Two new stores opened last week, in Newark and Swindon, and the others due to open between now and Christmas include branches in Lincoln, Hexham, and Stratford upon Avon, as well as three more overseas. The new Swindon store is a stone’s throw from the very first Mountain Warehouse, opened in 1997, but is six times the size.

The store openings will have created around 350 jobs this year, on top of a similar number last year and the group now employs more than 3,500 people.

Mountain Warehouse has also been opening some much larger stores, including some on retail parks. As well as former branches of Top Shop they are also negotiating to take over some ex-Wilko branches.

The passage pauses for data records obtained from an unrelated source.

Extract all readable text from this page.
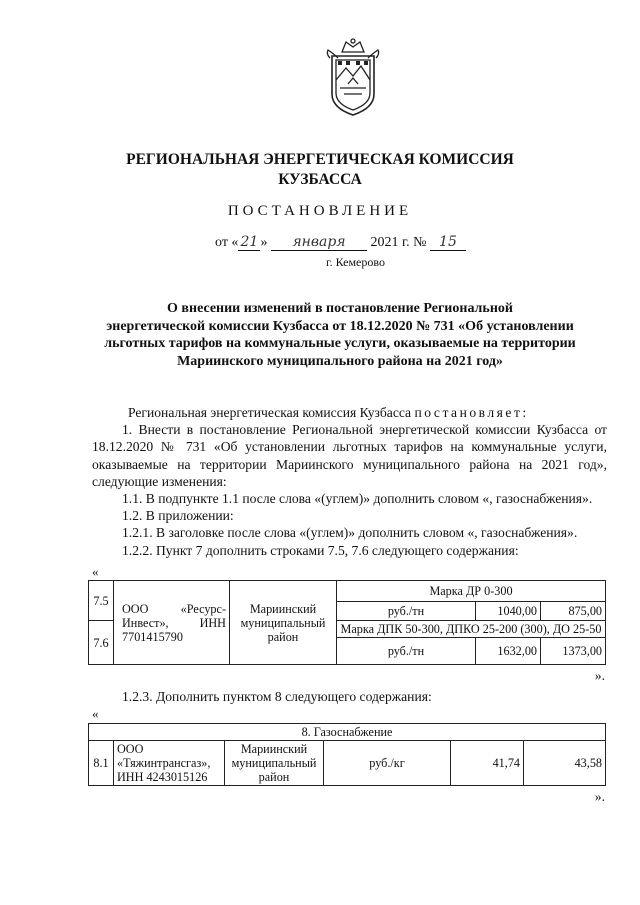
РЕГИОНАЛЬНАЯ ЭНЕРГЕТИЧЕСКАЯ КОМИССИЯ
КУЗБАССА
ПОСТАНОВЛЕНИЕ
от « 21 » января 2021 г. № 15
г. Кемерово
О внесении изменений в постановление Региональной
энергетической комиссии Кузбасса от 18.12.2020 № 731 «Об установлении
льготных тарифов на коммунальные услуги, оказываемые на территории
Мариинского муниципального района на 2021 год»

Региональная энергетическая комиссия Кузбасса постановляет:

1. Внести в постановление Региональной энергетической комиссии Кузбасса от 18.12.2020 № 731 «Об установлении льготных тарифов на коммунальные услуги, оказываемые на территории Мариинского муниципального района на 2021 год», следующие изменения:

1.1. В подпункте 1.1 после слова «(углем)» дополнить словом «, газоснабжения».

1.2. В приложении:

1.2.1. В заголовке после слова «(углем)» дополнить словом «, газоснабжения».

1.2.2. Пункт 7 дополнить строками 7.5, 7.6 следующего содержания:

«
7.5	ООО «Ресурс-Инвест», ИНН 7701415790	Мариинский муниципальный район	Марка ДР 0-300		
			руб./тн	1040,00	875,00
7.6			Марка ДПК 50-300, ДПКО 25-200 (300), ДО 25-50		
			руб./тн	1632,00	1373,00
».

1.2.3. Дополнить пунктом 8 следующего содержания:

«
8. Газоснабжение
8.1	ООО «Тяжинтрансгаз», ИНН 4243015126	Мариинский муниципальный район	руб./кг	41,74	43,58
».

The larger outlets are enabling them to stock a much wider product range, some of which was developed for the online business during the pandemic. It is also allowing scope to include sections devoted to ski wear and to showcase the Animal lifestyle brand, which Mountain Warehouse acquired two years ago. The revival has proved so successful that the group has recently opened three stand-alone Animal shops in Padstow and Bude in Cornwall and in Abersoch in north Wales.

“It has helped us weatherproof the business,” said Neale.

“That’s something we have taken big strides forward with in recent years, so that we have a strong business all year around. Acquiring Animal was another step on that journey and has helped us reach some new customers. The Animal brand is well loved and we’re reinventing it for a new generation with sustainability at its core.”